Over many years the water environment in Arun and Western Streams has been modified to support agriculture, industry, navigation, abstraction, recreation and flood protection. These uses have resulted in significant changes to the natural characteristics of our environment, with negative consequences on wildlife.
In stream structures such as weirs present a barrier to the movement of animals, especially fish, throughout the catchment. This limits the amount of available habitat for wildlife, and prevents fish reaching spawning grounds. Where possible structures should be completely removed. However, this is not always achievable and instead a fish pass can be installed to enable fish to swim over the barrier. Across the catchment there are over 50 structures which need to be addressed, with the highest concentrations found in the upper Arun and River Rother. Some sites have already been improved, for example a fish pass has been installed on a weir at Hardham through the ARC project and we are expecting to see increased fish numbers over the coming years.

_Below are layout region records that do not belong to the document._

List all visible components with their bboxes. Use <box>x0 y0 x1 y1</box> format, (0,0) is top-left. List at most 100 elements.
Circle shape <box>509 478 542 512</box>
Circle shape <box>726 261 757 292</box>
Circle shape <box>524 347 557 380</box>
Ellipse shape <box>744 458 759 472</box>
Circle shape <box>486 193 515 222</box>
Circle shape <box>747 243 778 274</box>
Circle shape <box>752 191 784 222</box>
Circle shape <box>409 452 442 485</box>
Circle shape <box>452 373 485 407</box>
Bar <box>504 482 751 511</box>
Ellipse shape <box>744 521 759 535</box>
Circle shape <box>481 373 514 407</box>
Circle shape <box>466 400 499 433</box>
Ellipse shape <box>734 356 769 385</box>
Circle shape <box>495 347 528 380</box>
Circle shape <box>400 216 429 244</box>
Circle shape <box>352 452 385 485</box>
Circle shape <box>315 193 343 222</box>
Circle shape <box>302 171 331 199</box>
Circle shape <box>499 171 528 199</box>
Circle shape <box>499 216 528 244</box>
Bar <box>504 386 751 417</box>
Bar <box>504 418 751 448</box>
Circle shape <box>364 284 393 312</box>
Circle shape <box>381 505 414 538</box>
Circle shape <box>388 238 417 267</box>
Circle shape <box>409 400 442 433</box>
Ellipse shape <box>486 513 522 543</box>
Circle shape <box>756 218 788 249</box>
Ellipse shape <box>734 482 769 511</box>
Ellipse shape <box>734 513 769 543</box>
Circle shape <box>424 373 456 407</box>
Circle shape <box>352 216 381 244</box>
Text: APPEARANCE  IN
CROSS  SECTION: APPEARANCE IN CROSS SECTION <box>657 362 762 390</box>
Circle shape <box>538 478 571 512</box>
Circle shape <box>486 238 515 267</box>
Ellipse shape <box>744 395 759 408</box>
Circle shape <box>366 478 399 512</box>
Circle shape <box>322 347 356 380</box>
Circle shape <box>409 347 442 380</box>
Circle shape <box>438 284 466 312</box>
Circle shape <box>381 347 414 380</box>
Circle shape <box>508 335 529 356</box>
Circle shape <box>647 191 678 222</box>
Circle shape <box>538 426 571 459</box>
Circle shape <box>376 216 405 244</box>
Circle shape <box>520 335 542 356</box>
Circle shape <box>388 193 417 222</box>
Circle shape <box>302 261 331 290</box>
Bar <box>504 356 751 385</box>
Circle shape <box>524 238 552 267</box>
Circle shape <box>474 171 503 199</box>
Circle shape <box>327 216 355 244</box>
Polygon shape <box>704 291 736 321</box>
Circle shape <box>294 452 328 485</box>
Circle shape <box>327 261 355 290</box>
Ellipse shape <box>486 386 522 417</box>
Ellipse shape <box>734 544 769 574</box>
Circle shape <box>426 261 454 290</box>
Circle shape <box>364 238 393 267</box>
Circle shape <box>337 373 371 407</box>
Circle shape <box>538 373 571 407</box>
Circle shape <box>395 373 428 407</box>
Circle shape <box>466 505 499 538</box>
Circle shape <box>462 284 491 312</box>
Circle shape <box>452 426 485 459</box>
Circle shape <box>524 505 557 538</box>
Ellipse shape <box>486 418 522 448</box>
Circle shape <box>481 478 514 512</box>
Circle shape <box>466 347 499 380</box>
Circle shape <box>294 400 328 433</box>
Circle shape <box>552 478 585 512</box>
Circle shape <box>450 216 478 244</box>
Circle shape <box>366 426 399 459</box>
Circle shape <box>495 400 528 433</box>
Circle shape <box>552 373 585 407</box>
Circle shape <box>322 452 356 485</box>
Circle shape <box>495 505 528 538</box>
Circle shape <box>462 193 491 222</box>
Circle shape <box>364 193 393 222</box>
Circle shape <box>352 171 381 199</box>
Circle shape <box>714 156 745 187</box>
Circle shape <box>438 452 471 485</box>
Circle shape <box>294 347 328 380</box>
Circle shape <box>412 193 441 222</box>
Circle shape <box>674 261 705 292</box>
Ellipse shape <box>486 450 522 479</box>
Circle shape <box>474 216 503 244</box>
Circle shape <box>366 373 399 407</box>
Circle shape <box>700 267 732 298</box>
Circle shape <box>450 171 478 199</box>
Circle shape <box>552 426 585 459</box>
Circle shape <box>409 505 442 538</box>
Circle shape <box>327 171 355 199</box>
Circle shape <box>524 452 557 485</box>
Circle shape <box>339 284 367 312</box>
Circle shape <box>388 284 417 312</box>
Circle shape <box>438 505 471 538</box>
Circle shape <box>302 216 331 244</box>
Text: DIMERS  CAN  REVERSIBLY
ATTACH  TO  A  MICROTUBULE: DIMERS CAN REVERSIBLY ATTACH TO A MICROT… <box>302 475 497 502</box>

Historically, watercourses in the catchment have been straightened, over widened and dredged for many purposes including flood protection, industry and navigation. These changes to the natural environment can be very damaging, reducing the abundance and diversity of wildlife able to survive in our rivers. There are many sites within the catchment which need to be restored to their natural state. For example, restoration work will soon start on a 13.5km stretch of the River Arun, below Horsham through the ARC project.
Over 400 million litres of water are authorised to be abstracted each year from the rivers, groundwater and coastal areas in Arun and Western Streams catchment. The majority (58%) of the water supplies the public, but water is also used in agriculture, industry and amenity. In some cases too much abstraction can occur, which results reduced flows in our rivers which can be extremely damaging during periods of low rainfall. Some areas of the catchment are a greater risk from low flows. For example, on the River Ems, Portsmouth Water are working with the Environment Agency and local landowners to improve a flow support scheme and make habitat more resilience to reduce the impact of their nearby abstractions.